Source: ZyCrypto, originally published on .
A survey conducted by Natixis Investment Management, has found that the worldwide bull run the financial world is currently in the midst of is causing investors to be complacent regarding risk.
The survey polled 2775 financial advisors around the world, 82% of which found that complacency has sunk in to their clients as the markets around the world climb and just under 80% of their client failed to even recognize risk.
Since investors are losing perspective about risk, they tend to be upset and surprised when the market takes a downturn. Through Natixis’ survey many of the advisors reported that their clients reacted emotionally to market volatility and that in most cases the advisors needed to act as a “voice of reason” for their clients.
Another common thread among advisors found by the Natixis survey is that professional financial advisors by in large, fear cryptocurrency investments. Natixis reported that 74% of respondents think the Bitcoin bubble will burst in 2018, which is in stark contrast to the only 21% that are concerned with an equities or bonds bubble.
Darren Pilbeam, head of UK wholesale and retail at Natixis Investment Managers suggested that after such a long bull run, investors have forgotten about the risks of investing.
“After nine years of steady growth, volatility has returned to the markets and investors have to get reacquainted with the feeling of uncertainty.”
Pilbeam and Natixis also say a diverse range of investments is the best way to mitigate risk, and “recommend implementing a broad range of alternatives.” But apparently cryptocurrency is not among the broad range of options they endorse.
It makes sense for investment management firms to question the value of cryptocurrencies because blockchain infrastructure and tokenomics threaten the industry’s power to fund businesses and the mere existence of many coins and blockchain startups threaten to replace the services advisors provide.

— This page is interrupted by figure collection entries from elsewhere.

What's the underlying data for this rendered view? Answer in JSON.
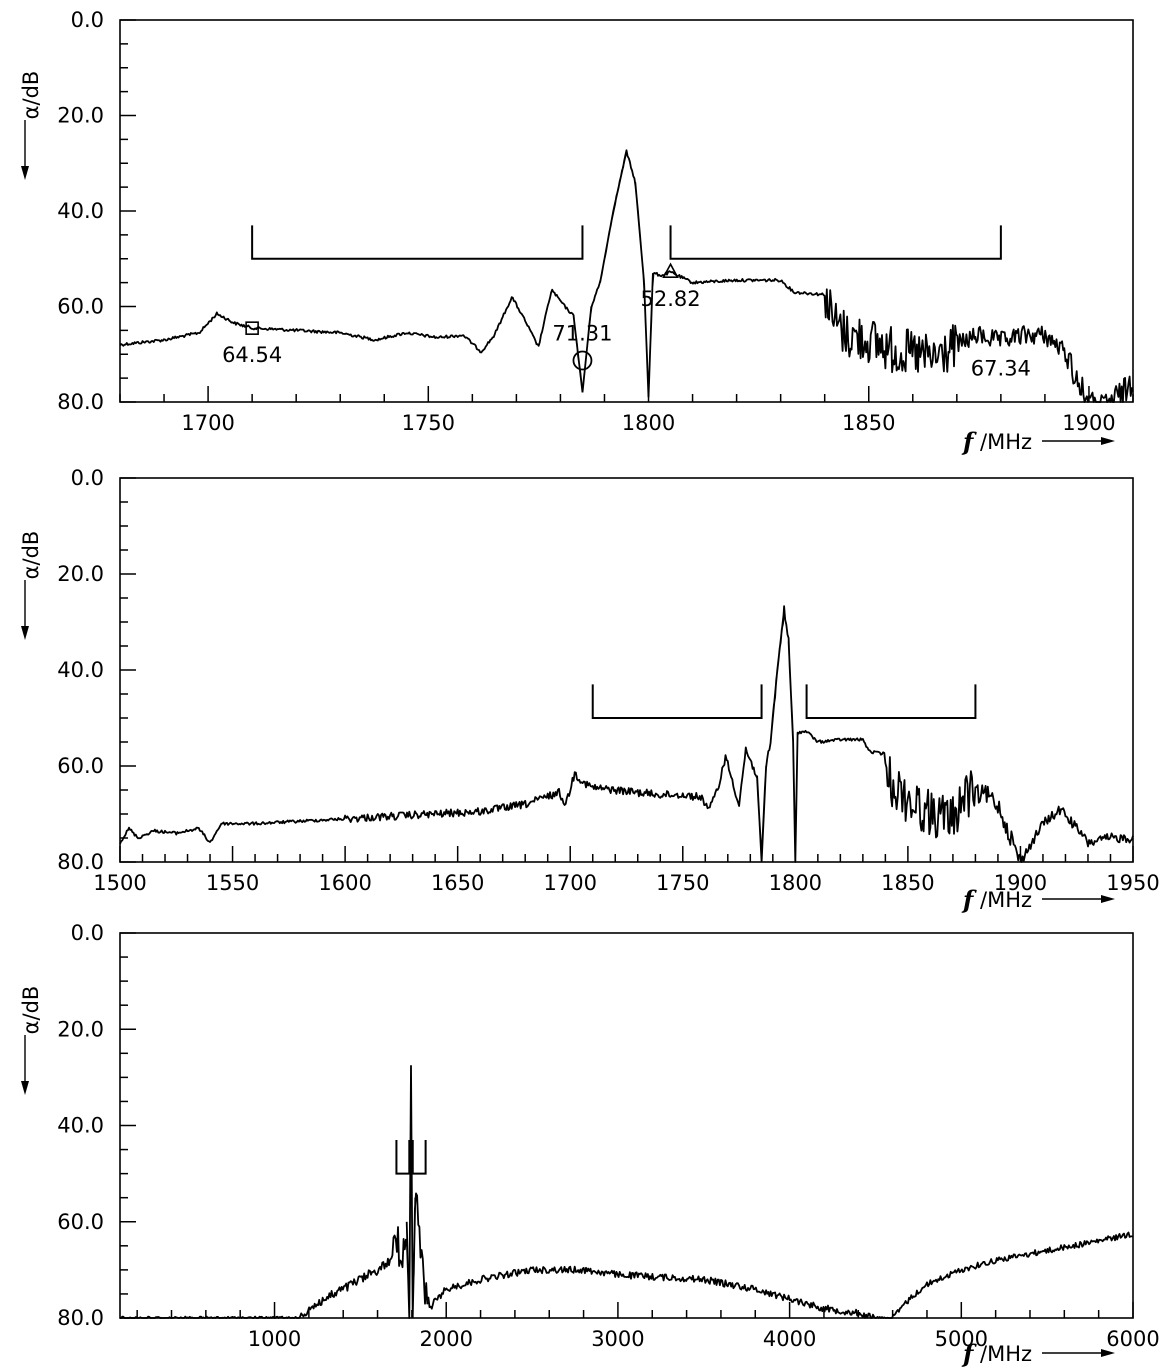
{
  "chart_data": [
    {
      "type": "line",
      "xlabel_symbol": "f",
      "xlabel_unit": "/MHz",
      "ylabel_symbol": "α",
      "ylabel_unit": "/dB",
      "ylabel_text": "α/dB",
      "xlim": [
        1680,
        1910
      ],
      "ylim": [
        0,
        80
      ],
      "y_inverted": true,
      "x_ticks": [
        "1700",
        "1750",
        "1800",
        "1850",
        "1900"
      ],
      "y_ticks": [
        "0.0",
        "20.0",
        "40.0",
        "60.0",
        "80.0"
      ],
      "grid": false,
      "brackets": [
        {
          "x_start": 1710,
          "x_end": 1785,
          "y": 50,
          "y_top": 43
        },
        {
          "x_start": 1805,
          "x_end": 1880,
          "y": 50,
          "y_top": 43
        }
      ],
      "markers": [
        {
          "symbol": "square",
          "x": 1710,
          "y": 64.54,
          "label": "64.54"
        },
        {
          "symbol": "circle",
          "x": 1785,
          "y": 71.31,
          "label": "71.31"
        },
        {
          "symbol": "triangle",
          "x": 1805,
          "y": 52.82,
          "label": "52.82"
        },
        {
          "symbol": "none",
          "x": 1880,
          "y": 67.34,
          "label": "67.34"
        }
      ],
      "series": [
        {
          "points": [
            [
              1680,
              68
            ],
            [
              1690,
              67
            ],
            [
              1698,
              65.5
            ],
            [
              1702,
              61.5
            ],
            [
              1706,
              63.5
            ],
            [
              1710,
              64.5
            ],
            [
              1720,
              65
            ],
            [
              1730,
              65.5
            ],
            [
              1738,
              67
            ],
            [
              1745,
              65.5
            ],
            [
              1752,
              66.5
            ],
            [
              1758,
              66
            ],
            [
              1762,
              69.5
            ],
            [
              1765,
              66
            ],
            [
              1769,
              58
            ],
            [
              1772,
              63
            ],
            [
              1775,
              68.5
            ],
            [
              1778,
              56.5
            ],
            [
              1781,
              60
            ],
            [
              1783,
              62
            ],
            [
              1785,
              78
            ],
            [
              1787,
              60
            ],
            [
              1789,
              55
            ],
            [
              1792,
              40
            ],
            [
              1795,
              27.5
            ],
            [
              1797,
              34
            ],
            [
              1799,
              55
            ],
            [
              1800,
              79
            ],
            [
              1801,
              53
            ],
            [
              1803,
              53.5
            ],
            [
              1805,
              52.8
            ],
            [
              1810,
              55
            ],
            [
              1820,
              54.5
            ],
            [
              1830,
              54.5
            ],
            [
              1833,
              57
            ],
            [
              1840,
              57.5
            ],
            [
              1842,
              63
            ],
            [
              1845,
              66
            ],
            [
              1850,
              67
            ],
            [
              1855,
              69
            ],
            [
              1860,
              70
            ],
            [
              1865,
              71
            ],
            [
              1870,
              68
            ],
            [
              1875,
              66
            ],
            [
              1880,
              67.3
            ],
            [
              1885,
              66
            ],
            [
              1890,
              66
            ],
            [
              1895,
              70
            ],
            [
              1898,
              77
            ],
            [
              1900,
              80
            ],
            [
              1902,
              82
            ],
            [
              1905,
              80
            ],
            [
              1908,
              78
            ],
            [
              1910,
              75
            ]
          ],
          "noise": [
            [
              1840,
              1870,
              5
            ],
            [
              1870,
              1895,
              2
            ],
            [
              1895,
              1910,
              3
            ]
          ]
        }
      ]
    },
    {
      "type": "line",
      "xlabel_symbol": "f",
      "xlabel_unit": "/MHz",
      "ylabel_text": "α/dB",
      "xlim": [
        1500,
        1950
      ],
      "ylim": [
        0,
        80
      ],
      "y_inverted": true,
      "x_ticks": [
        "1500",
        "1550",
        "1600",
        "1650",
        "1700",
        "1750",
        "1800",
        "1850",
        "1900",
        "1950"
      ],
      "y_ticks": [
        "0.0",
        "20.0",
        "40.0",
        "60.0",
        "80.0"
      ],
      "grid": false,
      "brackets": [
        {
          "x_start": 1710,
          "x_end": 1785,
          "y": 50,
          "y_top": 43
        },
        {
          "x_start": 1805,
          "x_end": 1880,
          "y": 50,
          "y_top": 43
        }
      ],
      "series": [
        {
          "points": [
            [
              1500,
              76
            ],
            [
              1504,
              73
            ],
            [
              1508,
              75
            ],
            [
              1515,
              73.5
            ],
            [
              1525,
              74
            ],
            [
              1535,
              73
            ],
            [
              1540,
              76
            ],
            [
              1545,
              72
            ],
            [
              1560,
              72
            ],
            [
              1580,
              71.5
            ],
            [
              1600,
              71
            ],
            [
              1620,
              70.5
            ],
            [
              1640,
              70
            ],
            [
              1660,
              69.5
            ],
            [
              1680,
              68
            ],
            [
              1695,
              65.5
            ],
            [
              1698,
              68
            ],
            [
              1702,
              61.5
            ],
            [
              1706,
              63.5
            ],
            [
              1710,
              64.5
            ],
            [
              1720,
              65
            ],
            [
              1730,
              65.5
            ],
            [
              1740,
              66
            ],
            [
              1750,
              66
            ],
            [
              1758,
              66.5
            ],
            [
              1762,
              69
            ],
            [
              1766,
              64
            ],
            [
              1769,
              58
            ],
            [
              1772,
              63
            ],
            [
              1775,
              68
            ],
            [
              1778,
              56.5
            ],
            [
              1781,
              60
            ],
            [
              1783,
              62
            ],
            [
              1785,
              80
            ],
            [
              1787,
              60
            ],
            [
              1789,
              55
            ],
            [
              1792,
              40
            ],
            [
              1795,
              27.5
            ],
            [
              1797,
              34
            ],
            [
              1799,
              55
            ],
            [
              1800,
              80
            ],
            [
              1801,
              53
            ],
            [
              1805,
              52.8
            ],
            [
              1810,
              55
            ],
            [
              1820,
              54.5
            ],
            [
              1830,
              54.5
            ],
            [
              1833,
              57
            ],
            [
              1840,
              57.5
            ],
            [
              1842,
              63
            ],
            [
              1850,
              67
            ],
            [
              1860,
              70
            ],
            [
              1870,
              71
            ],
            [
              1875,
              66
            ],
            [
              1880,
              66
            ],
            [
              1885,
              66
            ],
            [
              1890,
              68
            ],
            [
              1895,
              74
            ],
            [
              1900,
              80
            ],
            [
              1905,
              76
            ],
            [
              1910,
              72
            ],
            [
              1918,
              69
            ],
            [
              1925,
              73
            ],
            [
              1930,
              76
            ],
            [
              1940,
              75
            ],
            [
              1950,
              75
            ]
          ],
          "noise": [
            [
              1600,
              1800,
              0.8
            ],
            [
              1840,
              1880,
              5
            ],
            [
              1880,
              1900,
              2
            ],
            [
              1900,
              1950,
              1
            ]
          ]
        }
      ]
    },
    {
      "type": "line",
      "xlabel_symbol": "f",
      "xlabel_unit": "/MHz",
      "ylabel_text": "α/dB",
      "xlim": [
        100,
        6000
      ],
      "ylim": [
        0,
        80
      ],
      "y_inverted": true,
      "x_ticks": [
        "1000",
        "2000",
        "3000",
        "4000",
        "5000",
        "6000"
      ],
      "y_ticks": [
        "0.0",
        "20.0",
        "40.0",
        "60.0",
        "80.0"
      ],
      "grid": false,
      "brackets": [
        {
          "x_start": 1710,
          "x_end": 1785,
          "y": 50,
          "y_top": 43
        },
        {
          "x_start": 1805,
          "x_end": 1880,
          "y": 50,
          "y_top": 43
        }
      ],
      "series": [
        {
          "points": [
            [
              1150,
              80
            ],
            [
              1200,
              78
            ],
            [
              1300,
              76
            ],
            [
              1400,
              74
            ],
            [
              1500,
              72
            ],
            [
              1600,
              70
            ],
            [
              1680,
              68
            ],
            [
              1700,
              62
            ],
            [
              1720,
              65
            ],
            [
              1750,
              67
            ],
            [
              1770,
              60
            ],
            [
              1785,
              80
            ],
            [
              1795,
              27.5
            ],
            [
              1805,
              80
            ],
            [
              1820,
              55
            ],
            [
              1840,
              60
            ],
            [
              1860,
              70
            ],
            [
              1880,
              76
            ],
            [
              1900,
              78
            ],
            [
              1950,
              76
            ],
            [
              2000,
              74
            ],
            [
              2200,
              72
            ],
            [
              2500,
              70
            ],
            [
              2800,
              70
            ],
            [
              3000,
              71
            ],
            [
              3500,
              72
            ],
            [
              3800,
              74
            ],
            [
              4000,
              76
            ],
            [
              4200,
              78
            ],
            [
              4400,
              79
            ],
            [
              4500,
              80
            ],
            [
              4600,
              80
            ],
            [
              4700,
              76
            ],
            [
              4800,
              73
            ],
            [
              5000,
              70
            ],
            [
              5200,
              68
            ],
            [
              5500,
              66
            ],
            [
              5800,
              64
            ],
            [
              6000,
              62.5
            ]
          ],
          "noise": [
            [
              1150,
              1700,
              1
            ],
            [
              1700,
              1900,
              4
            ],
            [
              1900,
              4500,
              0.7
            ],
            [
              4600,
              6000,
              0.6
            ]
          ]
        }
      ]
    }
  ]
}
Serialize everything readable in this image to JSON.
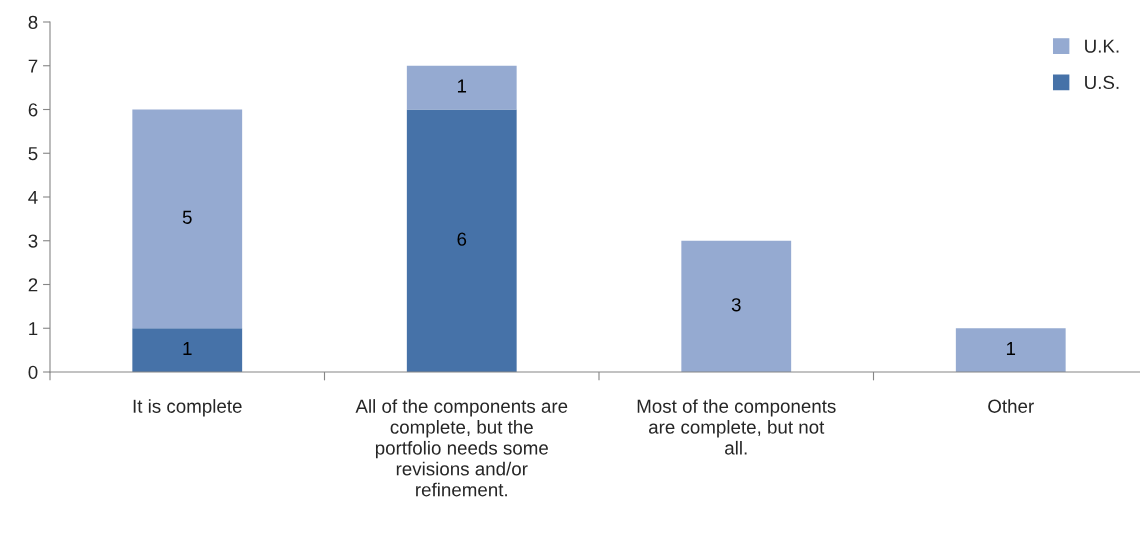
{
  "chart_data": {
    "type": "bar",
    "stacked": true,
    "categories": [
      "It is complete",
      "All of the components are complete, but the portfolio needs some revisions and/or refinement.",
      "Most of the components are complete, but not all.",
      "Other"
    ],
    "series": [
      {
        "name": "U.S.",
        "color": "#4672a8",
        "values": [
          1,
          6,
          0,
          0
        ],
        "value_labels": [
          "1",
          "6",
          null,
          null
        ]
      },
      {
        "name": "U.K.",
        "color": "#95aad1",
        "values": [
          5,
          1,
          3,
          1
        ],
        "value_labels": [
          "5",
          "1",
          "3",
          "1"
        ]
      }
    ],
    "ylim": [
      0,
      8
    ],
    "yticks": [
      0,
      1,
      2,
      3,
      4,
      5,
      6,
      7,
      8
    ],
    "grid": false,
    "legend": "top right"
  }
}
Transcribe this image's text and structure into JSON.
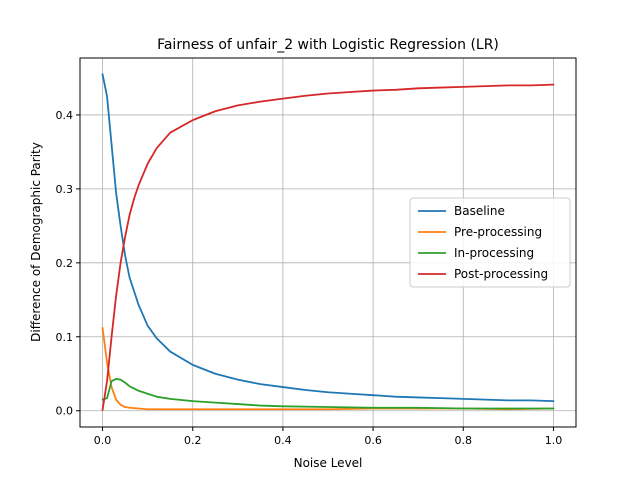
{
  "chart_data": {
    "type": "line",
    "title": "Fairness of unfair_2 with Logistic Regression (LR)",
    "xlabel": "Noise Level",
    "ylabel": "Difference of Demographic Parity",
    "xlim": [
      -0.05,
      1.05
    ],
    "ylim": [
      -0.022,
      0.477
    ],
    "xticks": [
      0.0,
      0.2,
      0.4,
      0.6,
      0.8,
      1.0
    ],
    "xtick_labels": [
      "0.0",
      "0.2",
      "0.4",
      "0.6",
      "0.8",
      "1.0"
    ],
    "yticks": [
      0.0,
      0.1,
      0.2,
      0.3,
      0.4
    ],
    "ytick_labels": [
      "0.0",
      "0.1",
      "0.2",
      "0.3",
      "0.4"
    ],
    "grid": true,
    "legend_position": "center-right",
    "series": [
      {
        "name": "Baseline",
        "color": "#1f77b4",
        "x": [
          0,
          0.01,
          0.02,
          0.03,
          0.04,
          0.05,
          0.06,
          0.08,
          0.1,
          0.12,
          0.15,
          0.2,
          0.25,
          0.3,
          0.35,
          0.4,
          0.45,
          0.5,
          0.55,
          0.6,
          0.65,
          0.7,
          0.75,
          0.8,
          0.85,
          0.9,
          0.95,
          1.0
        ],
        "y": [
          0.455,
          0.425,
          0.36,
          0.295,
          0.25,
          0.21,
          0.18,
          0.143,
          0.115,
          0.098,
          0.08,
          0.062,
          0.05,
          0.042,
          0.036,
          0.032,
          0.028,
          0.025,
          0.023,
          0.021,
          0.019,
          0.018,
          0.017,
          0.016,
          0.015,
          0.014,
          0.014,
          0.013
        ]
      },
      {
        "name": "Pre-processing",
        "color": "#ff7f0e",
        "x": [
          0,
          0.01,
          0.02,
          0.03,
          0.04,
          0.05,
          0.06,
          0.08,
          0.1,
          0.15,
          0.2,
          0.3,
          0.4,
          0.5,
          0.6,
          0.7,
          0.8,
          0.9,
          1.0
        ],
        "y": [
          0.112,
          0.065,
          0.032,
          0.015,
          0.008,
          0.005,
          0.004,
          0.003,
          0.002,
          0.002,
          0.002,
          0.002,
          0.002,
          0.002,
          0.003,
          0.003,
          0.003,
          0.002,
          0.003
        ]
      },
      {
        "name": "In-processing",
        "color": "#2ca02c",
        "x": [
          0,
          0.01,
          0.02,
          0.03,
          0.04,
          0.05,
          0.06,
          0.08,
          0.1,
          0.12,
          0.15,
          0.2,
          0.25,
          0.3,
          0.35,
          0.4,
          0.5,
          0.6,
          0.7,
          0.8,
          0.9,
          1.0
        ],
        "y": [
          0.015,
          0.017,
          0.04,
          0.043,
          0.042,
          0.038,
          0.033,
          0.027,
          0.023,
          0.019,
          0.016,
          0.013,
          0.011,
          0.009,
          0.007,
          0.006,
          0.005,
          0.004,
          0.004,
          0.003,
          0.003,
          0.003
        ]
      },
      {
        "name": "Post-processing",
        "color": "#d62728",
        "x": [
          0,
          0.01,
          0.02,
          0.03,
          0.04,
          0.05,
          0.06,
          0.07,
          0.08,
          0.1,
          0.12,
          0.15,
          0.2,
          0.25,
          0.3,
          0.35,
          0.4,
          0.45,
          0.5,
          0.55,
          0.6,
          0.65,
          0.7,
          0.75,
          0.8,
          0.85,
          0.9,
          0.95,
          1.0
        ],
        "y": [
          0.001,
          0.04,
          0.1,
          0.155,
          0.2,
          0.235,
          0.265,
          0.287,
          0.305,
          0.334,
          0.355,
          0.376,
          0.393,
          0.405,
          0.413,
          0.418,
          0.422,
          0.426,
          0.429,
          0.431,
          0.433,
          0.434,
          0.436,
          0.437,
          0.438,
          0.439,
          0.44,
          0.44,
          0.441
        ]
      }
    ]
  }
}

Natixis’ conclusion that complacency is growing in regards to risk, could explain the huge growth that we witnessed in the crypto markets during 2017. Investors who have been so used to seeing only green became willing to move some of their gains to Bitcoin, Ethereum or altcoins; but, now with more turbulence picking up in the traditional financial markets, investors may be less willing to tolerate the volatility of the cryptocurrencies.